Le livre « L’Eglise et l’attirance homosexuelle : mythes et réalité » (1) de Ed Shaw est une petite « pépite spirituelle ». Il compte parmi ces publications récentes de pasteurs anglicans « homosensibles » qui ont conservé une éthique biblique du couple et du mariage, et qui prônent pour eux-mêmes et pour ceux qui sont dans leur situation une valorisation du célibat. On connaît déjà en traduction française « Dieu est-il homophobe ? » du pasteur Sam Allberry de Maidenhead (GB) qui propose un parcours biblique très accessible autour du couple, du mariage et de la sexualité (2). Il existe aussi des publications très stimulantes de Vaughan Roberts, pasteur dans l’Eglise Saint-Ebbe d’Oxford, comme « Vraie amitié : marcher épaule contre épaule » ou « Transgenre » (3).
Un problème de crédibilité
Avec « L’Eglise et l’attirance homosexuelle », Ed Shaw lance une interpellation vibrante à notre manière d’incarner la foi évangélique et de vivre l’Eglise de Jésus-Christ. Son objectif : montrer à Pierre, un étudiant attiré par les personnes de même sexe, et à Jeanne, divorcée, la trentaine passée, qui vient d’entrer dans une relation gay avec une collègue, que la Bible offre un chemin « crédible » pour les personnes homosensibles. « Nous avons effectivement un problème de crédibilité : ce que la Bible enseigne clairement semble totalement irrationnel à beaucoup d’entre nous aujourd’hui, et est par conséquent partout rejeté, ce qui est compréhensible » (p. 19). Il ajoute toutefois : « Si l’enseignement de la Bible sur l’homosexualité semble à ce point déraisonnable, c’est en raison d’un grand nombre de mythes acceptés par l’Eglise elle-même au cours des années, marquée qu’elle était par de nombreuses façons de voir que les évangéliques ont empruntées au monde qui les entoure » (p. 20).
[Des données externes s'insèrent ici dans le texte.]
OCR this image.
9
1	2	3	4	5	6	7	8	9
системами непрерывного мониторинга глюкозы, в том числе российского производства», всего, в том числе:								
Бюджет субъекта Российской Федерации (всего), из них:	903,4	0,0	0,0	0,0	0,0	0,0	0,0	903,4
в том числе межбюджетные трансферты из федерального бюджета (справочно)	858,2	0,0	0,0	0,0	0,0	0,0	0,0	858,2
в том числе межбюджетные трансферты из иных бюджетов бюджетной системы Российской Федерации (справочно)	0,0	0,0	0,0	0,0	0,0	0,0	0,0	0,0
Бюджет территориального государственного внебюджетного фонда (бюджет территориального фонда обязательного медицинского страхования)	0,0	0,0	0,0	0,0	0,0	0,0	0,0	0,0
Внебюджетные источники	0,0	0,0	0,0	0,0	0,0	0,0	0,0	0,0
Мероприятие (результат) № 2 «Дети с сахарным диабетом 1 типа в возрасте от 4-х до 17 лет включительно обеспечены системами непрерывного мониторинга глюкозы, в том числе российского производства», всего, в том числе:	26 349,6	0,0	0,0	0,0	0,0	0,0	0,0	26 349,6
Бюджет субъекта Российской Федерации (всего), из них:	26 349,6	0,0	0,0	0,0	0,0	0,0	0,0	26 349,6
Ed Shaw passe en revue neuf mythes qui doivent être récusés, neuf mythes qui touchent à la fois au « catéchisme sur l’homosexualité » que l’on entend dans les principaux médias aujourd’hui, mais aussi à certaines dimensions – souvent constitutives mêmes ! – du vécu de la foi ou des Eglises évangéliques ! En voici cinq :
« Je suis gay ! »
« Notre sexualité définit notre identité », voilà le premier mythe que tient à déconstruire Ed Shaw. Pour ce pasteur dans l’Eglise « Emmanuel City Centre » de Bristol, ce qui le définit le plus dans la vie, ce n’est pas son orientation sexuelle, mais son statut d’enfant de Dieu en Christ. Nulle « thérapie de conversion », nul changement d’identité sexuelle à l’horizon, mais l’affirmation que « l’enseignement oublié derrière tout ça est (…) celui de notre union avec le Christ, la vérité incroyable que nous sommes désormais liés à son identité et à sa justice devant Dieu à jamais » (p. 35). Développer une estime de soi et une spiritualité, fortement ancrée en Jésus-Christ, permet alors de jeter un autre regard sur l’attirance que l’on peut avoir pour les personnes de même sexe.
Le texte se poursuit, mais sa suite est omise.